Case ID: sd_28/html/0166-01.html
Source: Caselaw Access Project
Author: {"author": "McCOY, J.", "license": "Public Domain", "url": "https://static.case.law/"}
Date Created: 2024-08-24T03:29:51.129683

LAVERY v. LOGAN SCHOOL DIST. NO. 1.
    Laws 1907, c. 135, § 119, provides that a school board may-direct the removal of a schoolhouse to another location, upon a vote of a majority of the electors of the entire district. Held, that an allegation, in a pleading in an action to compel return of a schoolhouse as illegally removed, that 65 electors out of 150 qualified electors voted in favor of the removal sufficiently shows that a majority of the electors had not voted for removal.
    (Opinion filed, October 3, 1911.)
    
      Appeal from Circuit Court, Potter County. Hon. Lyman T. Boucher, Judge.
    Action by John F. Lavery for mandamus against Logan School District No. i. Judgment for defendant, and plaintiff ap-. peals.
    Reversed and remanded.
    
      Frank Turner, for appellant.
    
      James W. McCarter, for respondents.
   McCOY, J.

The defendants and respondents, as members of the school board of Logan school district, in Potter county, caused the removal of a schoolhouse from the original site, where said schoolhouse had been situated for some 20 years, to a place in the village of Tolstoy in said district. This proceeding was instituted by the appellant, as a taxpayer and resident of said district, to compel the said school board, by mandamus, to remove said schoolhouse back to its original location. After the removal of said schoolhouse to Tolstoy, and before the beginning of this action, a .special election was held in said Logan school district, submitting to the voters of said district the proposition of said removal of said schoolhouse to Tolstoy. In appellant’s complaint he has made the following allegation: “That at the said election there were only 65 votes cast in favor of said proposition, and that there were over 150 qualified electors residing in said district qualified to vote on the said proposition, and that the proposition, not having received the votes of a majority of the electors of said district, was lost, and the said removal and said retention of the said schoolhouse at the location where it is now situated is contrary to law and unauthorized, and that the said schoolhouse belongs on, and it is the duty of the said school board to remove the same back to, the original location.” At the hearing of the application for alternative writ of mandamus the defendants demurred, and objected to the sufficiency of the complaint, contending that the portion of said petition relative to said election was wholly insufficient to authorize the court to issue the writ of mandamus. The court sustained the demurrer, and entered judgment for defendants. Plaintiff has appealed to this court, urging such ruling of the court as error.

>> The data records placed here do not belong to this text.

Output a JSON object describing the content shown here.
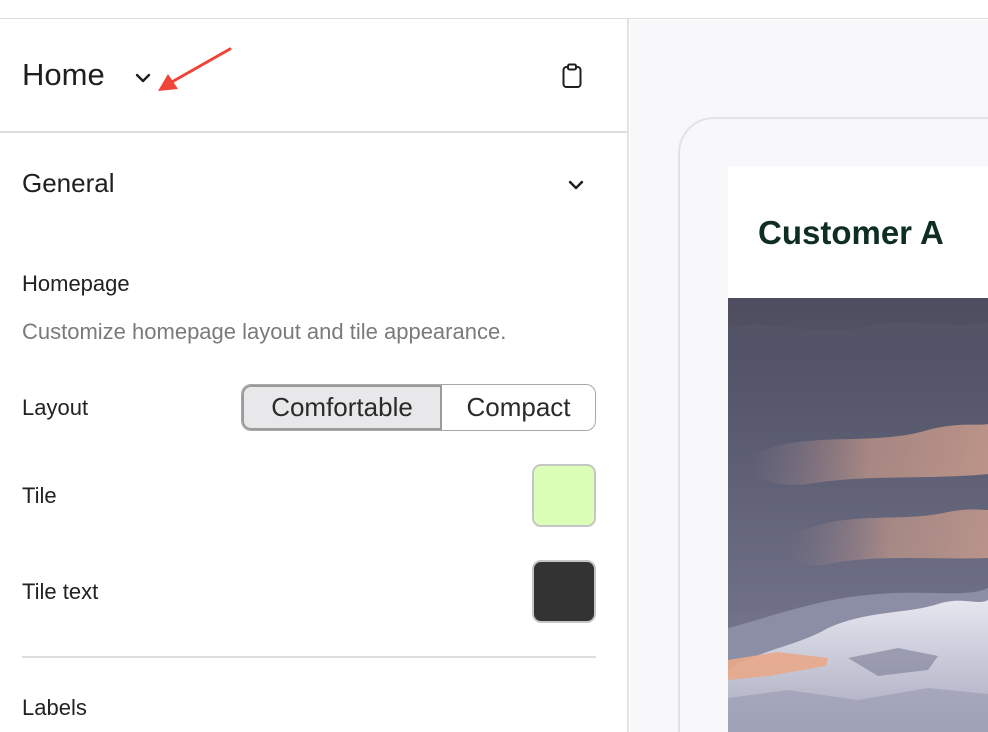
{
  "header": {
    "title": "Home"
  },
  "section": {
    "title": "General",
    "subsection_title": "Homepage",
    "description": "Customize homepage layout and tile appearance.",
    "layout_label": "Layout",
    "layout_options": [
      "Comfortable",
      "Compact"
    ],
    "layout_selected": "Comfortable",
    "tile_label": "Tile",
    "tile_color": "#dcffb8",
    "tile_text_label": "Tile text",
    "tile_text_color": "#333333",
    "next_section_label": "Labels"
  },
  "preview": {
    "brand_name": "Customer A"
  },
  "colors": {
    "annotation_arrow": "#f04438",
    "brand_text": "#0f2e22"
  },
  "icons": {
    "title_chevron": "chevron-down-icon",
    "clipboard": "clipboard-icon",
    "section_chevron": "chevron-down-icon"
  }
}
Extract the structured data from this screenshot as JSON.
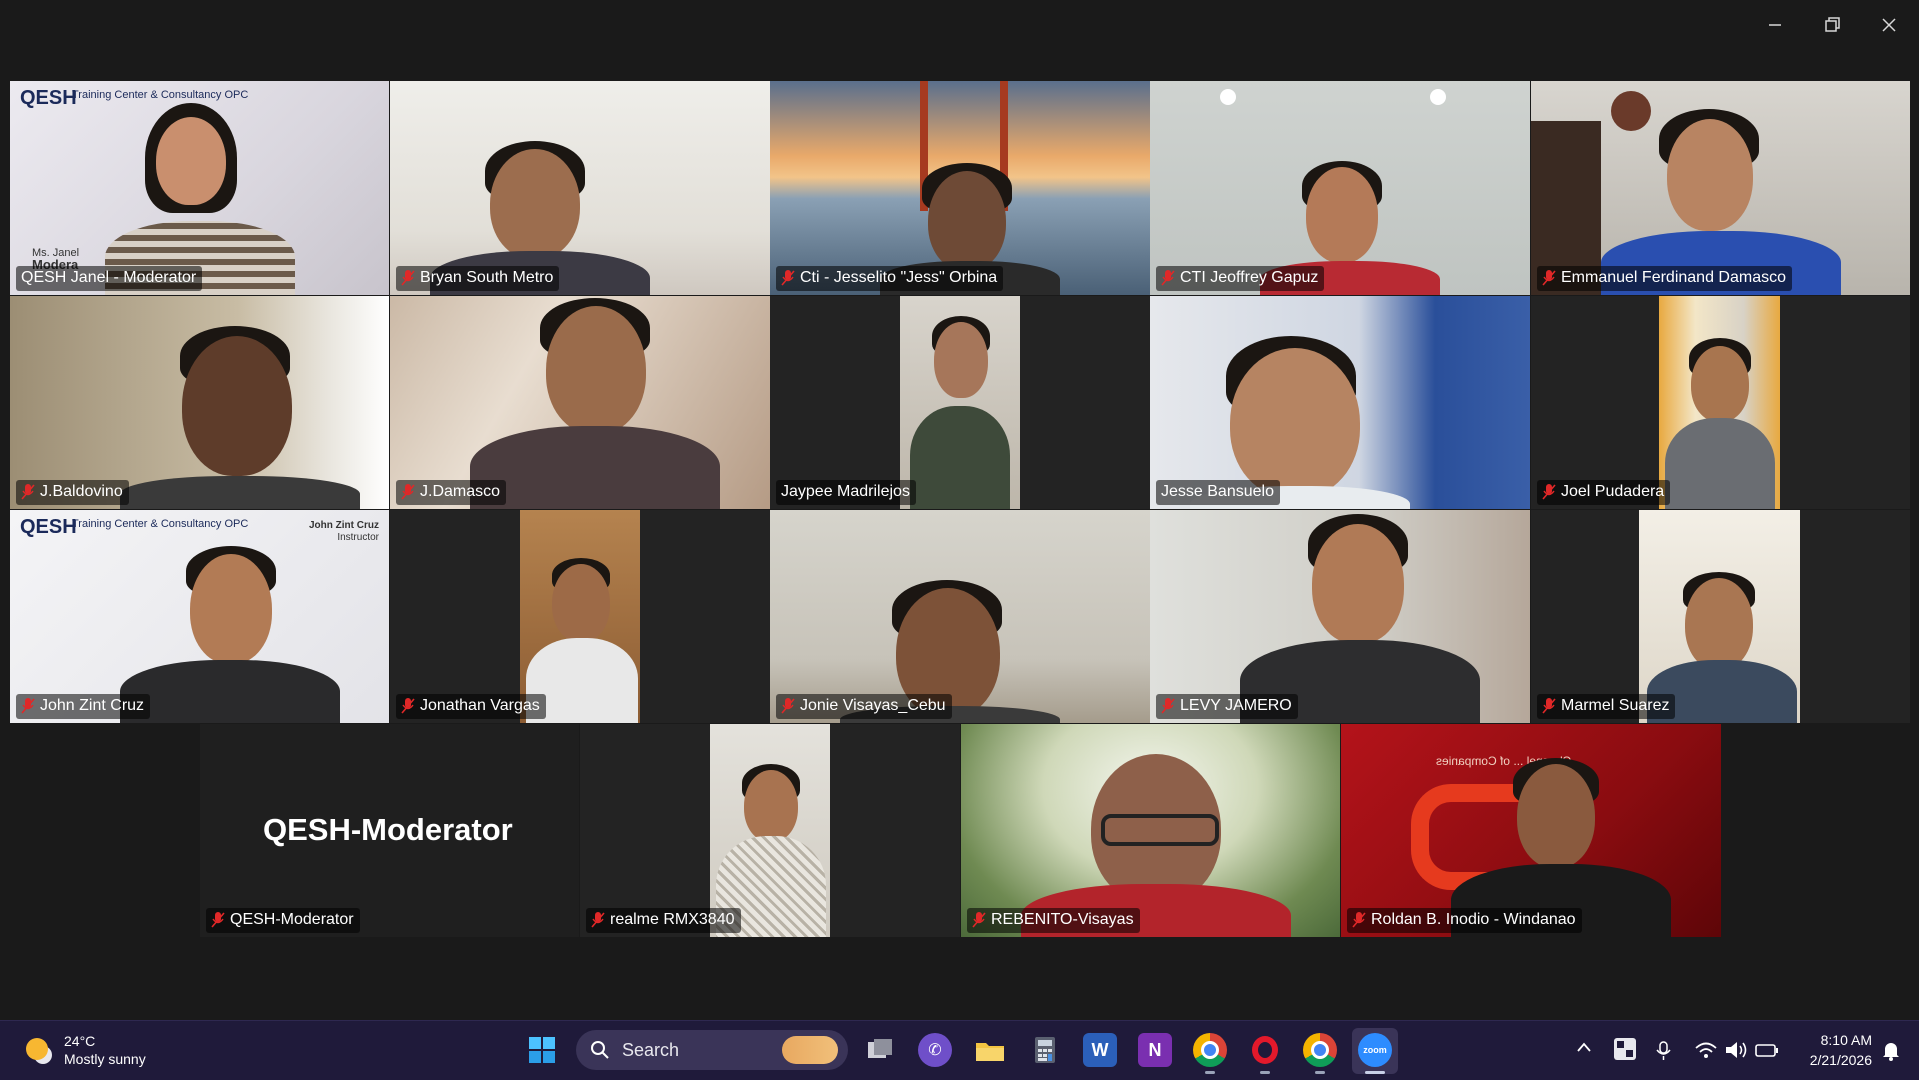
{
  "window": {
    "controls": [
      "minimize",
      "restore",
      "close"
    ]
  },
  "participants": [
    {
      "name": "QESH Janel - Moderator",
      "muted": false,
      "active": true
    },
    {
      "name": "Bryan South Metro",
      "muted": true
    },
    {
      "name": "Cti - Jesselito \"Jess\" Orbina",
      "muted": true
    },
    {
      "name": "CTI Jeoffrey Gapuz",
      "muted": true
    },
    {
      "name": "Emmanuel Ferdinand Damasco",
      "muted": true
    },
    {
      "name": "J.Baldovino",
      "muted": true
    },
    {
      "name": "J.Damasco",
      "muted": true
    },
    {
      "name": "Jaypee Madrilejos",
      "muted": false
    },
    {
      "name": "Jesse Bansuelo",
      "muted": false
    },
    {
      "name": "Joel Pudadera",
      "muted": true
    },
    {
      "name": "John Zint Cruz",
      "muted": true
    },
    {
      "name": "Jonathan Vargas",
      "muted": true
    },
    {
      "name": "Jonie Visayas_Cebu",
      "muted": true
    },
    {
      "name": "LEVY JAMERO",
      "muted": true
    },
    {
      "name": "Marmel Suarez",
      "muted": true
    },
    {
      "name": "QESH-Moderator",
      "muted": true,
      "video_off": true
    },
    {
      "name": "realme RMX3840",
      "muted": true
    },
    {
      "name": "REBENITO-Visayas",
      "muted": true
    },
    {
      "name": "Roldan B. Inodio - Windanao",
      "muted": true
    }
  ],
  "overlays": {
    "qesh_logo": "QESH",
    "qesh_company": "Training Center & Consultancy OPC",
    "janel_caption_1": "Ms. Janel",
    "janel_caption_2": "Modera",
    "john_caption_1": "John Zint Cruz",
    "john_caption_2": "Instructor",
    "roldan_banner": "Channel ... of Companies"
  },
  "moderator_placeholder": "QESH-Moderator",
  "taskbar": {
    "weather_temp": "24°C",
    "weather_desc": "Mostly sunny",
    "search_label": "Search",
    "time": "8:10 AM",
    "date": "2/21/2026",
    "apps": [
      "windows-start",
      "search",
      "task-view",
      "viber",
      "file-explorer",
      "calculator",
      "word",
      "onenote",
      "chrome",
      "opera",
      "chrome-profile",
      "zoom"
    ],
    "colors": {
      "taskbar_bg": "#1f1a3a",
      "active_border": "#23d18b",
      "mic_off": "#e02828"
    }
  }
}
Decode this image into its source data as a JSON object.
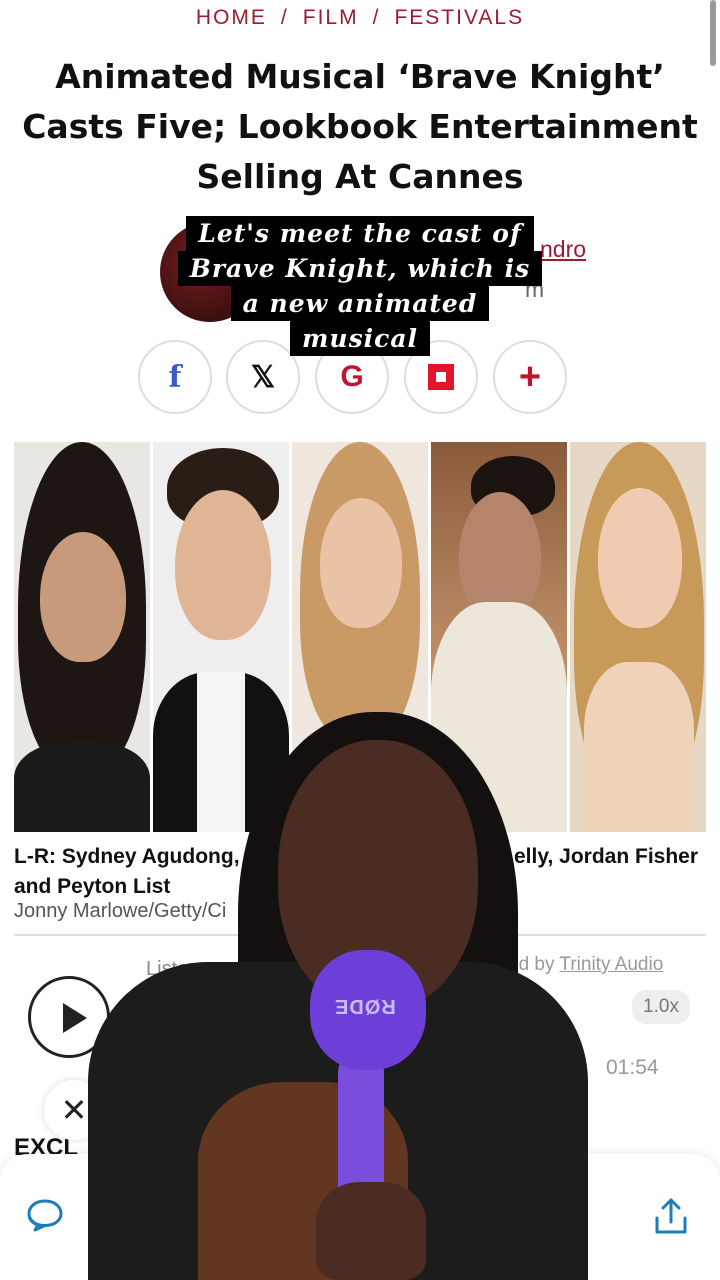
{
  "breadcrumb": {
    "items": [
      "HOME",
      "FILM",
      "FESTIVALS"
    ],
    "separator": "/"
  },
  "headline": "Animated Musical ‘Brave Knight’ Casts Five; Lookbook Entertainment Selling At Cannes",
  "author": {
    "name_fragment": "ndro",
    "sub_fragment": "m"
  },
  "video_caption": [
    "Let's meet the cast of",
    "Brave Knight, which is",
    "a new animated",
    "musical"
  ],
  "share": {
    "facebook": "f",
    "x": "𝕏",
    "google": "G",
    "plus": "+"
  },
  "photo": {
    "caption_left": "L-R: Sydney Agudong,",
    "caption_right": "elly, Jordan Fisher",
    "caption_line2": "and Peyton List",
    "credit": "Jonny Marlowe/Getty/Ci"
  },
  "audio": {
    "listen_label": "Liste",
    "powered_prefix": "ed by",
    "powered_brand": "Trinity Audio",
    "speed": "1.0x",
    "duration": "01:54"
  },
  "close_symbol": "✕",
  "article_start": "EXCL",
  "mic_brand": "RØDE",
  "colors": {
    "accent": "#9b1b30",
    "facebook": "#3b5bc6",
    "flipboard": "#e3152a",
    "mic": "#6e3fd8"
  }
}
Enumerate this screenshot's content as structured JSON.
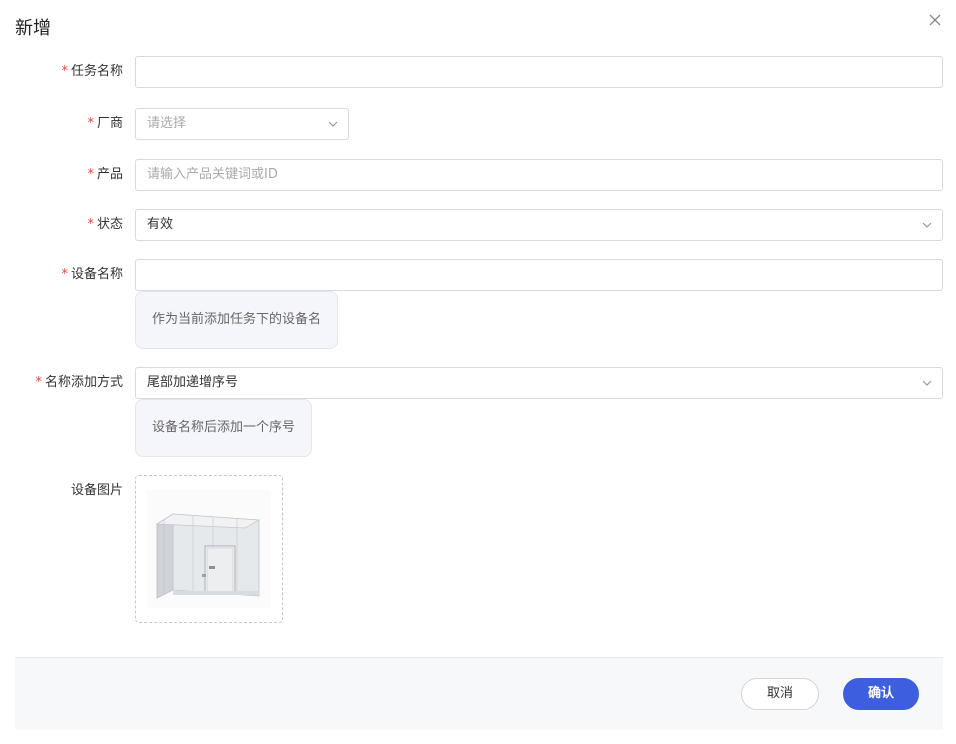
{
  "dialog": {
    "title": "新增"
  },
  "form": {
    "task_name": {
      "label": "任务名称",
      "value": "",
      "required": true
    },
    "vendor": {
      "label": "厂商",
      "placeholder": "请选择",
      "required": true
    },
    "product": {
      "label": "产品",
      "placeholder": "请输入产品关键词或ID",
      "required": true
    },
    "status": {
      "label": "状态",
      "value": "有效",
      "required": true
    },
    "device_name": {
      "label": "设备名称",
      "value": "",
      "hint": "作为当前添加任务下的设备名",
      "required": true
    },
    "name_mode": {
      "label": "名称添加方式",
      "value": "尾部加递增序号",
      "hint": "设备名称后添加一个序号",
      "required": true
    },
    "device_image": {
      "label": "设备图片",
      "required": false
    },
    "required_mark": "*"
  },
  "footer": {
    "cancel_label": "取消",
    "ok_label": "确认"
  },
  "colors": {
    "accent": "#3d5fdf",
    "required": "#e54545",
    "hint_bg": "#f5f6fc"
  },
  "icons": {
    "close": "close-icon",
    "dropdown": "chevron-down-icon"
  }
}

Section 119, c. 135, p. 243, Laws 1907, provides that the school board shall have power to direct the removal of a schoolhouse to a more convenient location upon a vote of the majority of the electors of the entire district. The sole question presented for consideration -is whether or not the allegation of the complaint that 65 votes were cast in favor of such removal, and that there were more than 150 qualified electors residing in said district, was sufficient to show a majority of the electors of said district had not voted to- remove said schoolhouse. This precise question was passed upon and decided in the case of Williamson v. Aldrich, 21 S. D. 13, 108 N. W. 1063. The demurrer to the complaint should have been overruled.

The judgment appealed from is .reversed, and the cause remanded for further proceedings.